The U.S. Department of Justice received an unwelcome Christmas gift from defense attorneys representing five men charged with conspiring to “kidnap” Michigan Governor Gretchen Whitmer in 2020: a motion to dismiss the case.

The Christmas Day filing is the latest blow to the government’s scandal-ridden prosecution; defense counsel is building a convincing argument that the FBI used undercover agents and informants to entrap their clients in a wide-ranging scheme that resulted in bad press for Donald Trump as early voting was underway in the key swing state last year. What began as random social media chatter to oppose lockdown policies quickly morphed into a dangerous plan to abduct Whitmer as soon as the FBI took over.

A Michigan judge delayed the trial, now set for March 8, so defense attorneys could investigate the misconduct of FBI special agents handling at least a dozen government informants involved in the caper.

As I reported last week, the lead prosecutor recently informed the judge that three of the FBI’s top agents involved in the case will not take the stand as government witnesses. Richard Trask, the FBI special agent who signed the initial criminal complaint against six men facing federal charges—one man pleaded guilty and is cooperating with authorities—was removed from the case and fired by the FBI after he physically assaulted his wife last summer in a drunken rage following a swingers party at a hotel near their home.

The agents who managed the day-to-day activity of the case’s lead informant also will not testify.

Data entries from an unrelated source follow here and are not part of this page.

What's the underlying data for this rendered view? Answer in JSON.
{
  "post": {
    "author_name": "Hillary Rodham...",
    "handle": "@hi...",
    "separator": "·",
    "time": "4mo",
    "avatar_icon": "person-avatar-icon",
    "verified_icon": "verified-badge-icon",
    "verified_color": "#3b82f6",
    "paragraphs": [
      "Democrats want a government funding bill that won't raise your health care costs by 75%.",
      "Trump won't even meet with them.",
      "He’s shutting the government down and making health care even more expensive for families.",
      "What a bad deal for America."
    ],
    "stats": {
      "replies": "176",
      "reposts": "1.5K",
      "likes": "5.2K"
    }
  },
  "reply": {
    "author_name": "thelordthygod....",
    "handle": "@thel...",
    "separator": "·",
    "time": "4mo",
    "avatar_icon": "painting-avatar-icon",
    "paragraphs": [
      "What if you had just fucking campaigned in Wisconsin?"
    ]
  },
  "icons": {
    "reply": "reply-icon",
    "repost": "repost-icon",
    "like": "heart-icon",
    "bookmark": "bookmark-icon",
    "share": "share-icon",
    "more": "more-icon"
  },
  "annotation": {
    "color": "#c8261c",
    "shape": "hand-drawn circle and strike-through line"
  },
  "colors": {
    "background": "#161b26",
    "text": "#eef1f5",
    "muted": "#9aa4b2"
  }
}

FBI agent Jayson Chambers ran a security consulting business on the side; an anonymous Twitter account claiming to represent his firm, Exeintel, dropped hints of pending arrests in the Whitmer case, calling into question his motives as a lead investigator. His partner, FBI agent Henrik Impola, has been accused of committing perjury in a separate case.

“The government does not plan to call Impola, Chambers, or Trask as witnesses,” Assistant U.S. Attorney Andrew Birge notified the court on December 17. “[The] government requests the Court exclude evidence relating to Exeintel, the unfounded allegations against SA Impola, and Richard Trask’s domestic assault charges or alleged social media posts.” 

Now the judge will consider defense counsel’s latest motion to drop the kidnapping conspiracy charges against Adam Fox, Barry Croft, Kaleb Franks, Dan Harris, and Brandon Caserta; in the April 2021 superseding indictment, which defense attorneys cite in the motion, the Justice Department described the defendants as domestic terrorists who attempted “to affect the conduct of a government by mass destruction, assassination, or kidnapping.”